4.28.2011

Body of Proof

Aaaaaand, we're back!  Sorry for the delay folks, but life has caught up with me, and sadly, my TV life has suffered.  But I'm popping back in for a minute to discuss a "new" show, Body of Proof.

Body of Proof follows Dr. Megan Hunt, a headstrong, but emotionally unavailable, medical examiner (ME) in Philadelphia.  Dr. Hunt, a former surgeon, killed a patient on her surgical table due to some type of weird paralysis that resulted from a car accident.  Thus, her position as an ME: you can't kill someone if they're already dead.  As is natural in the TV world, Dr. Hunt and her ragtag group of fellow medical examiners, medical investigators, and police detectives team up to solve crimes a la HOUSE (except it's diagnosing cause of death to solve crimes instead of determining what ails ya). 

What's more interesting, however, is Hunt's relationships with her co-workers and her estranged daughter.  TV vet Dana Delaney does a great job of portraying the brash, socially inept, but fashionable, doctor who seems to care more for her dead patients than those alive and well orbiting her very existence.  She breaks interrogation protocol to find the killer; she smothers her daughter with well-intentioned actions, trying to win back the affection lost due to her former grueling surgical schedule; and she bosses her superiors around at the Medical Examiner's Office.  For all her wit and intelligence, Hunt lacks social grace and awareness, which makes her a semi-interesting character for primetime television.

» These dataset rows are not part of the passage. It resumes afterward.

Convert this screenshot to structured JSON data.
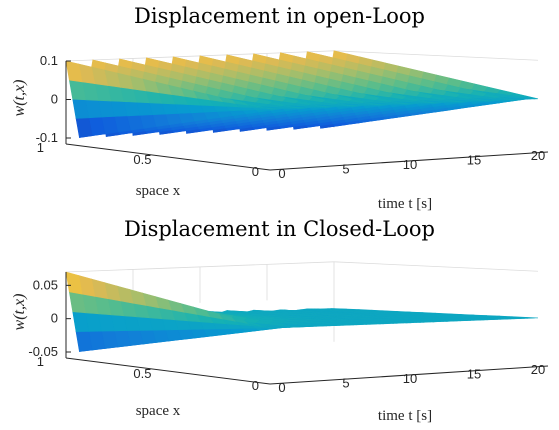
{
  "chart_data": [
    {
      "type": "surface",
      "title": "Displacement in open-Loop",
      "xlabel": "space x",
      "ylabel": "time t [s]",
      "zlabel": "w(t,x)",
      "xlim": [
        0,
        1
      ],
      "ylim": [
        0,
        20
      ],
      "zlim": [
        -0.1,
        0.1
      ],
      "x_ticks": [
        "0",
        "0.5",
        "1"
      ],
      "y_ticks": [
        "0",
        "5",
        "10",
        "15",
        "20"
      ],
      "z_ticks": [
        "-0.1",
        "0",
        "0.1"
      ],
      "x": [
        0,
        0.25,
        0.5,
        0.75,
        1
      ],
      "t": [
        0,
        1,
        2,
        3,
        4,
        5,
        6,
        7,
        8,
        9,
        10,
        11,
        12,
        13,
        14,
        15,
        16,
        17,
        18,
        19,
        20
      ],
      "w_at_x1": [
        0.1,
        -0.1,
        0.1,
        -0.1,
        0.1,
        -0.1,
        0.1,
        -0.1,
        0.1,
        -0.1,
        0.1,
        -0.1,
        0.1,
        -0.1,
        0.1,
        -0.1,
        0.1,
        -0.1,
        0.1,
        -0.1,
        0.1
      ],
      "colormap": "parula"
    },
    {
      "type": "surface",
      "title": "Displacement in Closed-Loop",
      "xlabel": "space x",
      "ylabel": "time t [s]",
      "zlabel": "w(t,x)",
      "xlim": [
        0,
        1
      ],
      "ylim": [
        0,
        20
      ],
      "zlim": [
        -0.05,
        0.07
      ],
      "x_ticks": [
        "0",
        "0.5",
        "1"
      ],
      "y_ticks": [
        "0",
        "5",
        "10",
        "15",
        "20"
      ],
      "z_ticks": [
        "-0.05",
        "0",
        "0.05"
      ],
      "x": [
        0,
        0.25,
        0.5,
        0.75,
        1
      ],
      "t": [
        0,
        1,
        2,
        3,
        4,
        5,
        6,
        7,
        8,
        9,
        10,
        11,
        12,
        13,
        14,
        15,
        16,
        17,
        18,
        19,
        20
      ],
      "w_at_x1": [
        0.07,
        -0.05,
        0.04,
        -0.025,
        0.02,
        -0.015,
        0.012,
        -0.008,
        0.007,
        -0.005,
        0.004,
        -0.003,
        0.003,
        -0.002,
        0.002,
        -0.001,
        0.001,
        -0.001,
        0.001,
        0,
        0
      ],
      "colormap": "parula"
    }
  ]
}
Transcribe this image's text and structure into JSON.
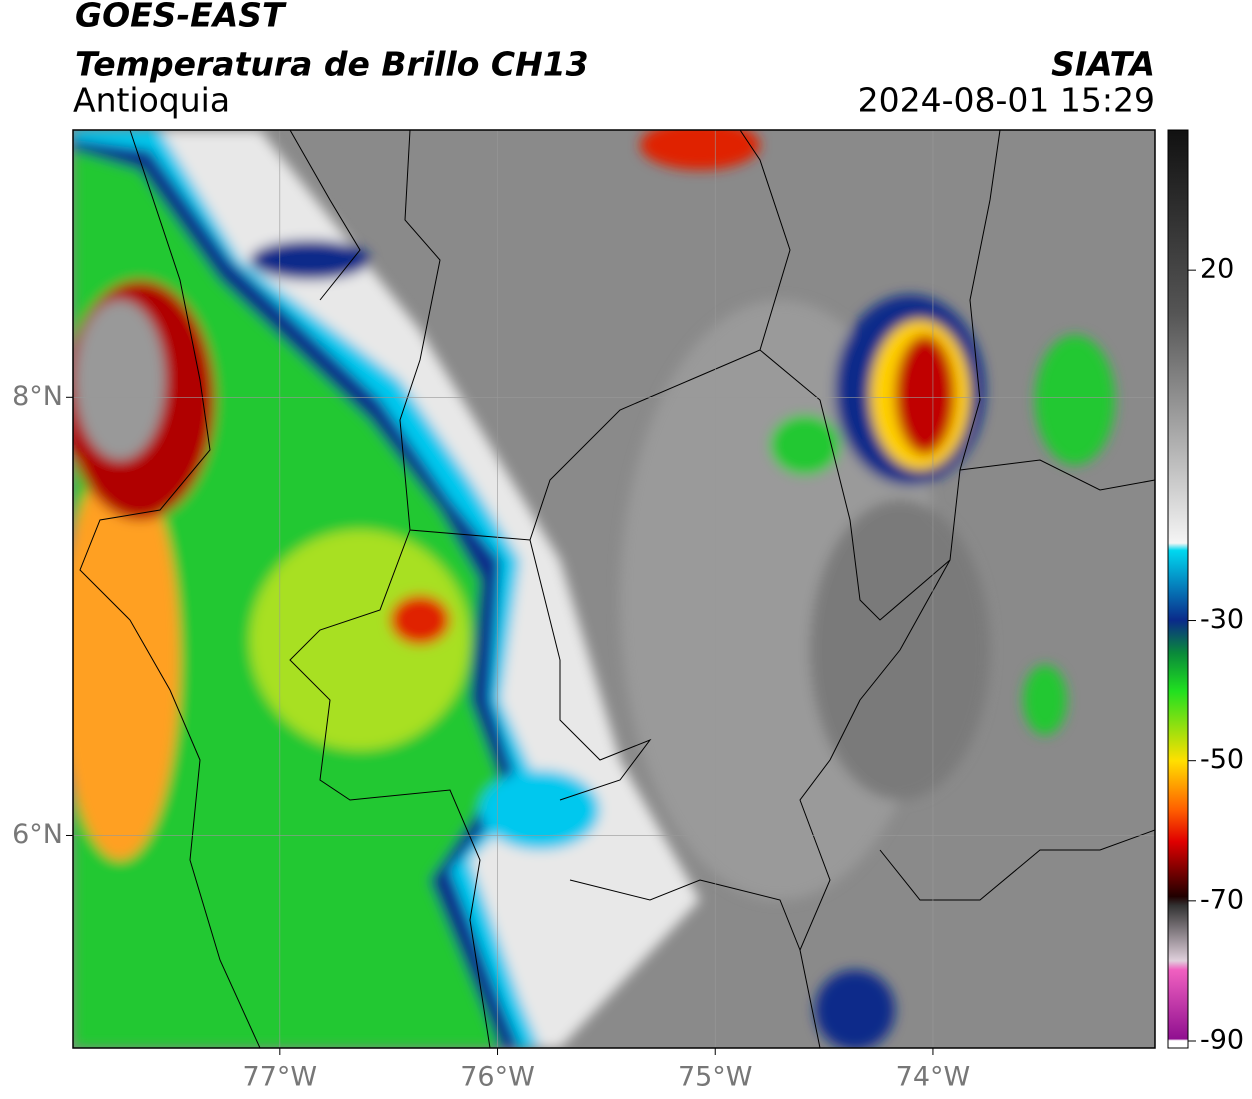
{
  "header": {
    "title": "GOES-EAST",
    "subtitle": "Temperatura de Brillo CH13",
    "region": "Antioquia",
    "source": "SIATA",
    "datetime": "2024-08-01 15:29"
  },
  "map": {
    "xlim": [
      -77.95,
      -72.98
    ],
    "ylim": [
      5.03,
      9.22
    ],
    "xticks": [
      {
        "value": -77,
        "label": "77°W"
      },
      {
        "value": -76,
        "label": "76°W"
      },
      {
        "value": -75,
        "label": "75°W"
      },
      {
        "value": -74,
        "label": "74°W"
      }
    ],
    "yticks": [
      {
        "value": 8,
        "label": "8°N"
      },
      {
        "value": 6,
        "label": "6°N"
      }
    ],
    "grid": true
  },
  "colorbar": {
    "lim": [
      -91,
      40
    ],
    "ticks": [
      20,
      -30,
      -50,
      -70,
      -90
    ]
  }
}
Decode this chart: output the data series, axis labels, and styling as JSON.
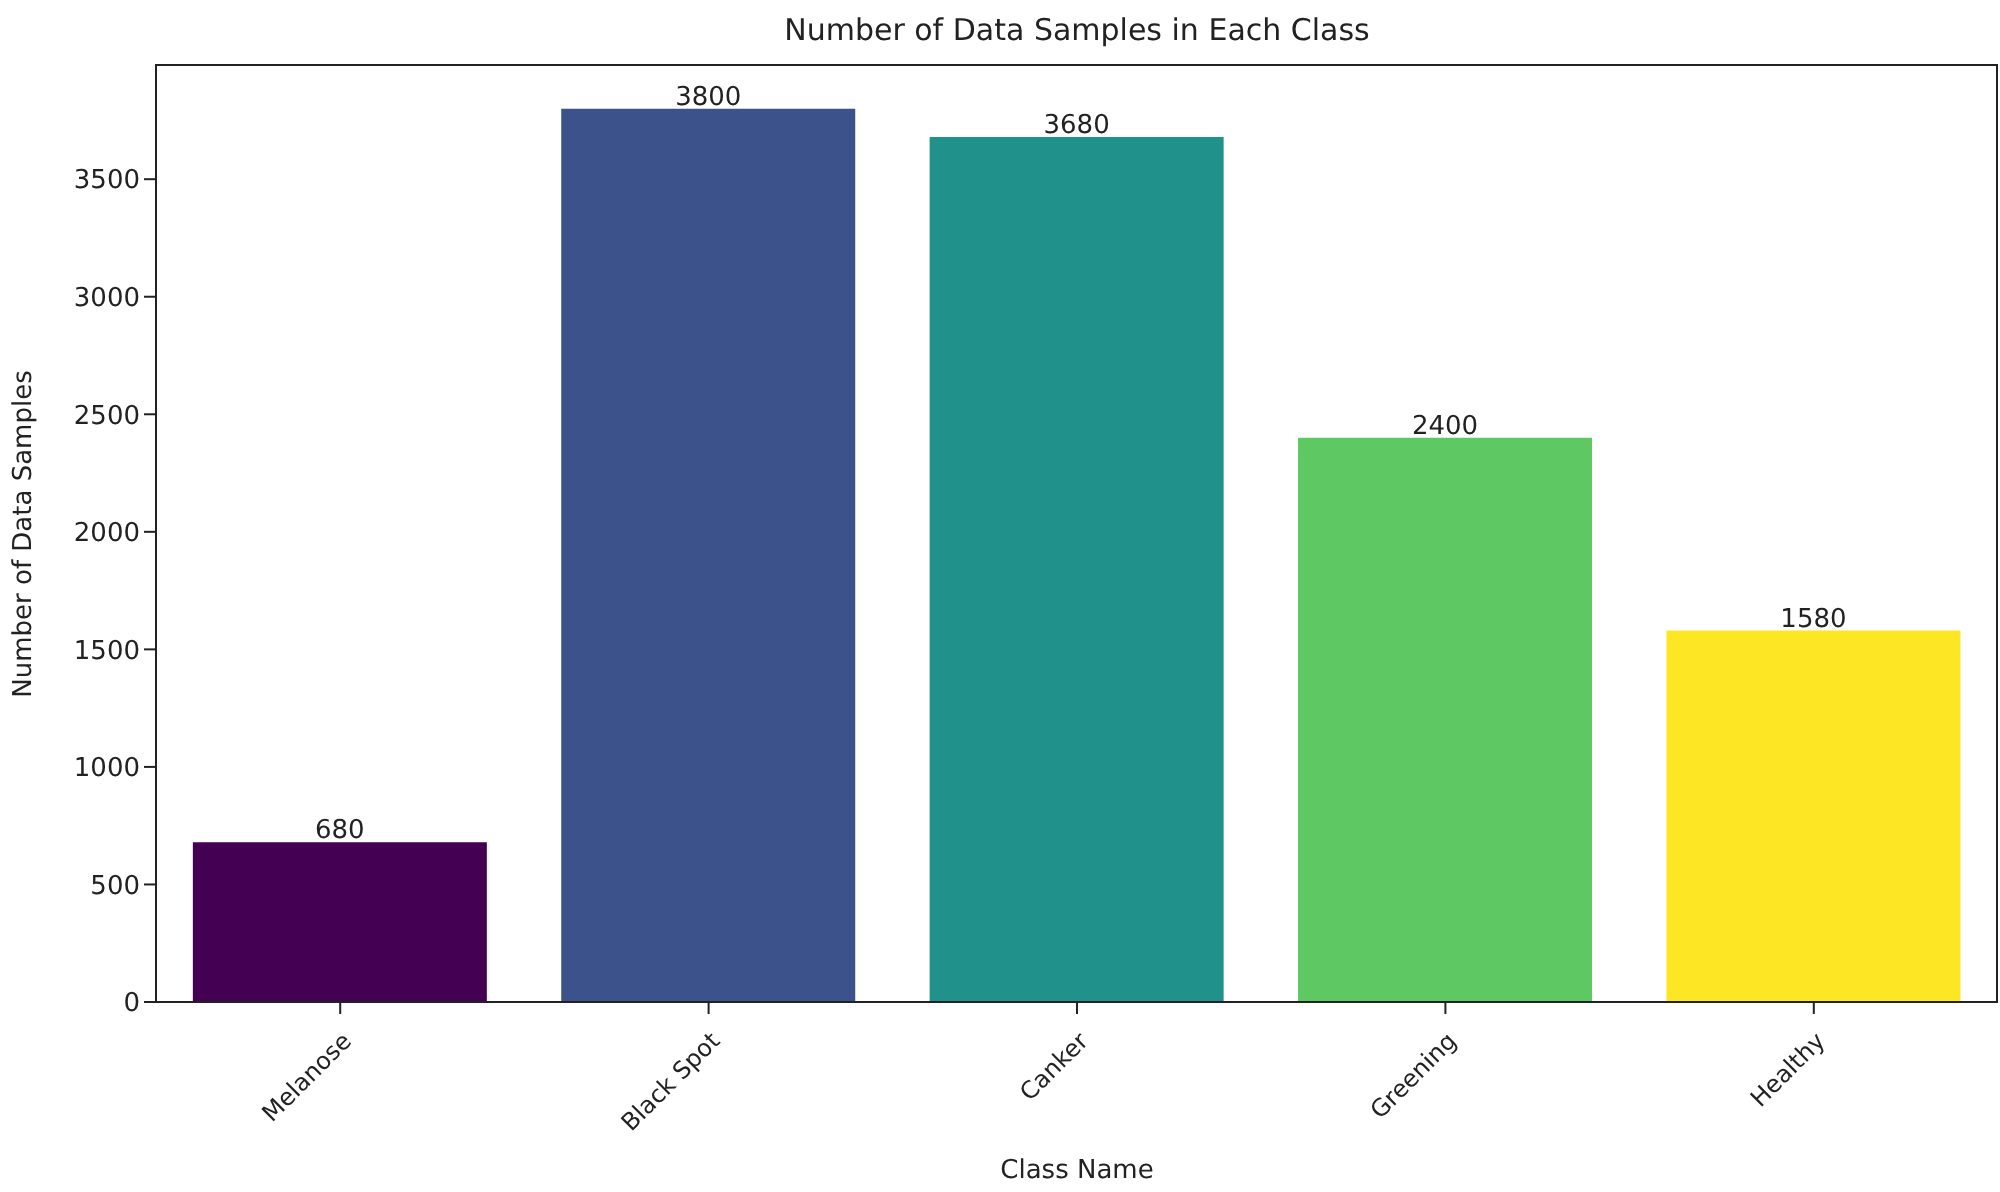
{
  "chart_data": {
    "type": "bar",
    "title": "Number of Data Samples in Each Class",
    "xlabel": "Class Name",
    "ylabel": "Number of Data Samples",
    "categories": [
      "Melanose",
      "Black Spot",
      "Canker",
      "Greening",
      "Healthy"
    ],
    "values": [
      680,
      3800,
      3680,
      2400,
      1580
    ],
    "colors": [
      "#440154",
      "#3b528b",
      "#21918c",
      "#5ec962",
      "#fde725"
    ],
    "ylim": [
      0,
      3990
    ],
    "yticks": [
      0,
      500,
      1000,
      1500,
      2000,
      2500,
      3000,
      3500
    ],
    "data_labels": true
  }
}
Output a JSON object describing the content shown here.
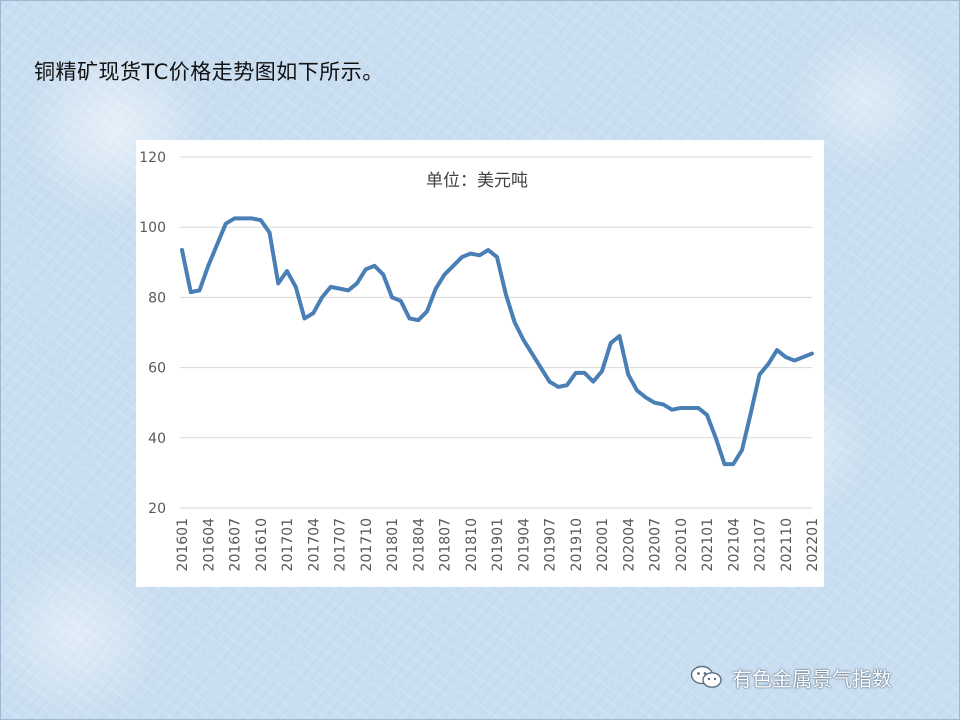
{
  "page": {
    "title": "铜精矿现货TC价格走势图如下所示。"
  },
  "watermark": {
    "icon": "wechat-icon",
    "text": "有色金属景气指数"
  },
  "colors": {
    "line": "#4a7fb5",
    "grid": "#d9d9d9",
    "axis_text": "#595959",
    "title_text": "#404040"
  },
  "chart_data": {
    "type": "line",
    "title": "单位：美元吨",
    "xlabel": "",
    "ylabel": "",
    "ylim": [
      20,
      120
    ],
    "yticks": [
      20,
      40,
      60,
      80,
      100,
      120
    ],
    "grid": true,
    "legend": "none",
    "tick_labels": [
      "201601",
      "201604",
      "201607",
      "201610",
      "201701",
      "201704",
      "201707",
      "201710",
      "201801",
      "201804",
      "201807",
      "201810",
      "201901",
      "201904",
      "201907",
      "201910",
      "202001",
      "202004",
      "202007",
      "202010",
      "202101",
      "202104",
      "202107",
      "202110",
      "202201"
    ],
    "x": [
      "201601",
      "201602",
      "201603",
      "201604",
      "201605",
      "201606",
      "201607",
      "201608",
      "201609",
      "201610",
      "201611",
      "201612",
      "201701",
      "201702",
      "201703",
      "201704",
      "201705",
      "201706",
      "201707",
      "201708",
      "201709",
      "201710",
      "201711",
      "201712",
      "201801",
      "201802",
      "201803",
      "201804",
      "201805",
      "201806",
      "201807",
      "201808",
      "201809",
      "201810",
      "201811",
      "201812",
      "201901",
      "201902",
      "201903",
      "201904",
      "201905",
      "201906",
      "201907",
      "201908",
      "201909",
      "201910",
      "201911",
      "201912",
      "202001",
      "202002",
      "202003",
      "202004",
      "202005",
      "202006",
      "202007",
      "202008",
      "202009",
      "202010",
      "202011",
      "202012",
      "202101",
      "202102",
      "202103",
      "202104",
      "202105",
      "202106",
      "202107",
      "202108",
      "202109",
      "202110",
      "202111",
      "202112",
      "202201"
    ],
    "series": [
      {
        "name": "",
        "values": [
          93.5,
          81.5,
          82,
          89,
          95,
          101,
          102.5,
          102.5,
          102.5,
          102,
          98.5,
          84,
          87.5,
          83,
          74,
          75.5,
          80,
          83,
          82.5,
          82,
          84,
          88,
          89,
          86.5,
          80,
          79,
          74,
          73.5,
          76,
          82.5,
          86.5,
          89,
          91.5,
          92.5,
          92,
          93.5,
          91.5,
          81,
          73,
          68,
          64,
          60,
          56,
          54.5,
          55,
          58.5,
          58.5,
          56,
          59,
          67,
          69,
          58,
          53.5,
          51.5,
          50,
          49.5,
          48,
          48.5,
          48.5,
          48.5,
          46.5,
          40,
          32.5,
          32.5,
          36.5,
          47,
          58,
          61,
          65,
          63,
          62,
          63,
          64
        ]
      }
    ]
  }
}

And this brings me to a certain observation.  Why is it that TV's main characters need to be flawed or troubled in some way?  I guess it would be quite boring to watch the well-adjusted, loving, married mother without a tragic past solve crimes every week.  Some of the draw, at least for me, of watching television is the escapism: the possibility of aliens, the supernatural, or just watching fictional characters live their flawed, but normal, lives.  Although quite important, plot isn't everything.  Without complex, compelling characters, television shows just wouldn't be that interesting.

Body of Proof airs on Tuesday nights 10/9c on ABC.  My Grade: B.